鞘は白金色に輝き、なにやら玉まではめ込まれていて、単なる飾りのひとつかと思われたが、これは実用品であった。
男は、剣客だ。
その風体と、隻腕では、とうていその力量は期待できないと、誰もが思うところである。男は、人の目に自分がどう映っているかなどということは、分かっていた。その上で、男はそれを楽しんでいる。
男は、道行く中に見知った顔をみつけると、にこやかに挨拶をする。相手も、笑顔を返してくる。
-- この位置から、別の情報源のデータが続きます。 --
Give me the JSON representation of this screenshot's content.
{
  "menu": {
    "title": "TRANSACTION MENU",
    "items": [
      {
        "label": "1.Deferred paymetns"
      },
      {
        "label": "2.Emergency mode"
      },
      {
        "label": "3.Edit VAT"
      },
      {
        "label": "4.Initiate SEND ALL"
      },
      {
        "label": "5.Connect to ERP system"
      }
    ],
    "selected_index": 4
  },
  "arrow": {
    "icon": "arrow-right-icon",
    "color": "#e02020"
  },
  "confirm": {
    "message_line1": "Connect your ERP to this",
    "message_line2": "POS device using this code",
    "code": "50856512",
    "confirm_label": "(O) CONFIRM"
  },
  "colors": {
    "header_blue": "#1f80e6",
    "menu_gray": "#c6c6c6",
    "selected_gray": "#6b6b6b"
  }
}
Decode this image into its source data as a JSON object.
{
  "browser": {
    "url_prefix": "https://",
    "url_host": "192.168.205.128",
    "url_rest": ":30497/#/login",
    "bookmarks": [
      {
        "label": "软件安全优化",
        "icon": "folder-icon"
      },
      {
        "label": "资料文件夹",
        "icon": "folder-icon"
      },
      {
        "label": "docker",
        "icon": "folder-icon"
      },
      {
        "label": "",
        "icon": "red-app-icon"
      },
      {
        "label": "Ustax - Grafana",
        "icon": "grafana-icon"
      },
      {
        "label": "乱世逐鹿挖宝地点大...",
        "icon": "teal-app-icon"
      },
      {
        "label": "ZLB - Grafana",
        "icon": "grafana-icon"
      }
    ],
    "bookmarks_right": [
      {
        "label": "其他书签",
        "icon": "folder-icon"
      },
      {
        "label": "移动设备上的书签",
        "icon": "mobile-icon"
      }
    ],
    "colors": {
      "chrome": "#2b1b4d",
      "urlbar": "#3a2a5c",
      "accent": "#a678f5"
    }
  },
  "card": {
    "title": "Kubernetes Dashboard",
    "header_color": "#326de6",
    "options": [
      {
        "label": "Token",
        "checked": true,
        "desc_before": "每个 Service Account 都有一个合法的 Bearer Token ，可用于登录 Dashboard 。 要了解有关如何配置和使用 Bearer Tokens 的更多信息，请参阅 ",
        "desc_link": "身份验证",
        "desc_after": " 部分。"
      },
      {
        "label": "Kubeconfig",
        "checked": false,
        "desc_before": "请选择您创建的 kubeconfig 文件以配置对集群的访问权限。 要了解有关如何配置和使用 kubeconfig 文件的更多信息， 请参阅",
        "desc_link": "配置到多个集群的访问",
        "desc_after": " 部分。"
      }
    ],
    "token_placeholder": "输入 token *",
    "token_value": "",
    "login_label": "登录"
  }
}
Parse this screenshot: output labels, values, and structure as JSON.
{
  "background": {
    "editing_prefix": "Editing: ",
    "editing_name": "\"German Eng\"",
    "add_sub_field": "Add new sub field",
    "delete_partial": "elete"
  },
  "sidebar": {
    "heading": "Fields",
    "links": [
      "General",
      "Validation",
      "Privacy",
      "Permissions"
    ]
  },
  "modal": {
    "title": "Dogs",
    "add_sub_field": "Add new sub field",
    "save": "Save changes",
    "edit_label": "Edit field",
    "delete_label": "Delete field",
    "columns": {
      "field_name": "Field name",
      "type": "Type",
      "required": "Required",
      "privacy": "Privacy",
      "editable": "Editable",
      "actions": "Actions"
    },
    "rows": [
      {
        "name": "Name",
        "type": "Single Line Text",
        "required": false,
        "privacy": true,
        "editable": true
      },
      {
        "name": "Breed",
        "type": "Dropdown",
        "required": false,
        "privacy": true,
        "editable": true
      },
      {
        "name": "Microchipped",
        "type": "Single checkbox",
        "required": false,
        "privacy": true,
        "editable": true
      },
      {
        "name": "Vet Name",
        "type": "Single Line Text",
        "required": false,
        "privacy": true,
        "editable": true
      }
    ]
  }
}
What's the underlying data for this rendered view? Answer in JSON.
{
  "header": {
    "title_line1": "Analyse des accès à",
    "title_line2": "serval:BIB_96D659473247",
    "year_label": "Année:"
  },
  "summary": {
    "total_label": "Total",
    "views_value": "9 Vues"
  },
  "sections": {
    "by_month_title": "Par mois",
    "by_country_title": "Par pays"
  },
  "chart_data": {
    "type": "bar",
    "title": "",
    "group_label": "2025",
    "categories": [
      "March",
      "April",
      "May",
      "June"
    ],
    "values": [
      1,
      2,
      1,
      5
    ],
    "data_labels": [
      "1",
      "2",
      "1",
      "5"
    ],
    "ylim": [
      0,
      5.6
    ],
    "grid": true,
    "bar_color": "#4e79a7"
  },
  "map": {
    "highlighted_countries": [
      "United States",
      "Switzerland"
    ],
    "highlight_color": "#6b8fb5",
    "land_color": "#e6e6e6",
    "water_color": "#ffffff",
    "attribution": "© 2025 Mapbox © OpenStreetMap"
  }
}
何人かの女に声をかけたあと、男は一人の男を見つけた。
「やあ! おはよう仁由、気持ちのよい朝だね」
仁由と呼ばれた相手の男は、信じられないものでも見るような顔をした。
「ややや、朝から俺は夢でも見てるんですかね」
大袈裟に、驚いてみせる。
「へえ、どんな夢なんだい。いい夢かな」
「悪い夢ですよ。昂司が、朝っぱらから往来を歩いてるところを見るなんて、悪いことの前触れとしか思えませんよ」
仁由は、冗談半分、そしてもう半分は本気でそう思っている様子だ。
「珍しいものが見られるのは、運がいいかもしれないよ。で、さっそくだけど、義賊気取りの賞金首のこと知ってる?」
優男は相手のことなどお構いなしに、突如その話題をぐっと引き寄せた。
「ああ、さっそく早速雲ゆきが怪しくなってきましたよ」
仁由は、身震いまでしてみせた。
「仁由は心配屋さんだね」
「昂司のことで心配しすぎることはないですよ」
「あれ、そんなに僕のこと心配してくれてるんだ。ちょっと感激だな」
「あなたは無鉄砲すぎるというか、もう思いつきで興味のある方へどんどん進んで、勝手に深みにはまり込むんですから。それで後始末は、こっちに廻ってくるんですからね。始末が悪いというのは、こういうことを言うんですよ」
仁由の脳裏には、悪夢のような思い出が、次から次へとよみがえっているようだ。
仁由が昂司と呼んでいるこの優男は、そんなことあったかなあ、などと嘯いてニヤリとする。
「じゃあ、いいよ。僕ひとりでやるから」
くるりときびすを返す。
「ひ、ひとりで何をする気ですか」
仁由は、あわてて昂司のそでを捕らえた。
「決まってるだろう。その義賊を捕まえて、賞金を頂いちゃうのさ」
くるっと振り返り、片目をきれいにつぶってみせる。
「やめてくださいよっ。あなた、人の話聞いてるんですか!?」
「なんでぇ?」
いい大人が、ふくれたところで実は可愛くもなんともないが、昂司がすると奇妙に似合っているから、おかしい。
「目立つことは、控えてくださいよ。ああ、それに左腕どうしたんですか?」
今更ながら、仁由はぶらぶらしている昂司の左袖に気付いた。
「ああ、あれ、重いから置いてきたよ」
「どこに」
「さてな、どこだったかなあ」
この男、考えるふりをしているだけだ。
昂司の左腕は、二年前には確かにあったのだ。それをどこで落としてしまったのか。そんなことを仁由が今、問題にしているのでは、もちろん、ない。
「隻腕の剣客なんて評判が立ったら、あいつらにみつかってしまいますよ。外では義手をつけておくと、約束したじゃないですか」
「だって、本当に重いんだよ。あれ。なんとかならないのかな」
「あなたが、本当の腕をなくすからいけないんですよ。それくらい我慢してください」
「ひどいこと言うな。僕だって、別になくしたくてなくしたわけじゃないよ」
「ええ、それはそうでしょうね。でもそんな考えでは、今度はなくす気がなくても命をなくしますよ」
どうにも仁由は、言いにくいことをはっきりと言う。
さすがに、昂司もこれ以上逆らう気が失せる。
「分かったよ。分かりました」
「分かってくれましたか」
「分かったから、仁由がやってね」
にっこり。
「何を、ですか?」
この企み笑顔に、仁由は『仕舞った』と後悔した。したが、時すでにおそし。
「義賊を捕まえて、賞金を頂いちゃうことをさ」
仁由は、泣く泣く男に付き合うことになった。